Described as "the next step in the City of Boulder’s efforts to promote electric vehicle adoption, reduce greenhouse gas emissions and enhance community resilience," this pilot project, detailed recently on Boulder.gov, will test the ability to reduce building energy costs at the North Boulder Recreation Center.
Typically, electric vehicle (EV) chargers provide energy in one direction: from the energy grid or building to the car.
In this new project, the city and Fermata Energy have installed a charging station that enables two-way electricity: from the building to the car and from the car back to the building.
This technology, called vehicle-to-building (V2B), can provide the city new ways to manage its energy load, and reduce energy costs.
Fermata Energy’s bidirectional charging system for EVs allows vehicle batteries to transfer energy from the battery back to the North Boulder Recreation Center in order to support the building’s electric loads and to reduce peak demand.

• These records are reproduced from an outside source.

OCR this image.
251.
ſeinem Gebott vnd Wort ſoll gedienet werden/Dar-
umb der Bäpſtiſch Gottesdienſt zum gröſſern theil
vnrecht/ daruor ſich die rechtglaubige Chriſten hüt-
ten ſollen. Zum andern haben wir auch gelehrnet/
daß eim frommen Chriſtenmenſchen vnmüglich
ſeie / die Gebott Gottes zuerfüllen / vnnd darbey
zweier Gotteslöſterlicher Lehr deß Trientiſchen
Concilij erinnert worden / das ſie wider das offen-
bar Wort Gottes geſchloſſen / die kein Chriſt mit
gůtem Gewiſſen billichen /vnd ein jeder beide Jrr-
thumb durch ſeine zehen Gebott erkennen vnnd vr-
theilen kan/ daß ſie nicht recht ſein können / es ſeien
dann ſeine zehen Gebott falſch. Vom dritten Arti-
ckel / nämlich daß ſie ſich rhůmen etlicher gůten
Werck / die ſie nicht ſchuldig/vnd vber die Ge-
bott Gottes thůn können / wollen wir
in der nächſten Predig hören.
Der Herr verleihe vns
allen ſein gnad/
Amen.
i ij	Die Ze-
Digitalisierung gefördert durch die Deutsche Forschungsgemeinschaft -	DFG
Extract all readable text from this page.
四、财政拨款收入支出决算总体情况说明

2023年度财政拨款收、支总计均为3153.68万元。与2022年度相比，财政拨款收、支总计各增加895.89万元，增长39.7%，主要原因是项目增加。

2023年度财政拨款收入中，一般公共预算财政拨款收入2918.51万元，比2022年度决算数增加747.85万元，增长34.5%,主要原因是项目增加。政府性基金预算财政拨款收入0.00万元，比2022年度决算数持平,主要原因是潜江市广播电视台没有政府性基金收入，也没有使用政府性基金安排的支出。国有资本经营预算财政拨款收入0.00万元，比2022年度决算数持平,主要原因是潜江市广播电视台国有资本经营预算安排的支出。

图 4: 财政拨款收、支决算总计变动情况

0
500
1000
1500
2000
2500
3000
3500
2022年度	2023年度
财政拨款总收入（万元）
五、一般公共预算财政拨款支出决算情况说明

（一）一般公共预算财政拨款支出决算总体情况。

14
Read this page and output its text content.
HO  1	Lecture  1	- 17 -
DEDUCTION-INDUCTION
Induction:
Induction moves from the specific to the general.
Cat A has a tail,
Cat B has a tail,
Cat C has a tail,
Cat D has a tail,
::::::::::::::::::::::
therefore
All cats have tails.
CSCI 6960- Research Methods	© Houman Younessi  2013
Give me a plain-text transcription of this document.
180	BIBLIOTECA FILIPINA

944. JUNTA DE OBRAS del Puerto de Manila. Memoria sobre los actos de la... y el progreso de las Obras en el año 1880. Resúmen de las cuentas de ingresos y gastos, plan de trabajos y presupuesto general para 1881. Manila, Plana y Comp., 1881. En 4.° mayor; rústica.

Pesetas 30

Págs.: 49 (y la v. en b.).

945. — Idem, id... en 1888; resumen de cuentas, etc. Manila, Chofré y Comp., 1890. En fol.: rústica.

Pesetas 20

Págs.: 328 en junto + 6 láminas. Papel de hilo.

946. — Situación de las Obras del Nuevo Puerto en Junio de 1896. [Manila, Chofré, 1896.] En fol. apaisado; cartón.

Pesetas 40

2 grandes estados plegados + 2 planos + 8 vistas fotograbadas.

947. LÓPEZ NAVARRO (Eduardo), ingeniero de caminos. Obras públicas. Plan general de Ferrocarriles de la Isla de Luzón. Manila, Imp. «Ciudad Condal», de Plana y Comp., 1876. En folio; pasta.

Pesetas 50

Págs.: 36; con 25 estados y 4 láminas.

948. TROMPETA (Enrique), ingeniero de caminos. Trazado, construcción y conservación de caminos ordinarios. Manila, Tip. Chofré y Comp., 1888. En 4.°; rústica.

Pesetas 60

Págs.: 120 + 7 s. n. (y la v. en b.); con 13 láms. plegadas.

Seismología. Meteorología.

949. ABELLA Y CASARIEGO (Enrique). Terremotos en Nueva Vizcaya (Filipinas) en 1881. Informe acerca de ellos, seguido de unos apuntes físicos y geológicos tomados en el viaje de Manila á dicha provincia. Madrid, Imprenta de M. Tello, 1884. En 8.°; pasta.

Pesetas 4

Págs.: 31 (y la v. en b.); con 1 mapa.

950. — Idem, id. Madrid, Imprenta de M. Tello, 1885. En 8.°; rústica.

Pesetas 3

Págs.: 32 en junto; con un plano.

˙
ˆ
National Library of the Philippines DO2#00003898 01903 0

In the pilot, Boulder will connect one of its fleet vehicles – a Nissan LEAF from Boulder Nissan - to the V2B charging system. The V2B charging system also connects to the recreation center’s electricity system.
Typically, the easiest way to manage demand is to shift usage of major appliances outside of peak periods (usually between 2pm and 6pm). For this pilot, the collaboration intends to use the Nissan LEAF battery to reduce peak demand instead of shifting the usage from major appliances.
The fleet car will charge at night, when building energy demand is low, and discharge the battery to the recreation center during the day, when the building’s demand peaks.
The goal is to reduce peak demand which in turn can reduce the monthly electric bill, Boulder.gov says.
Drivers, get ready to put your foot down, flip it, and reverse it.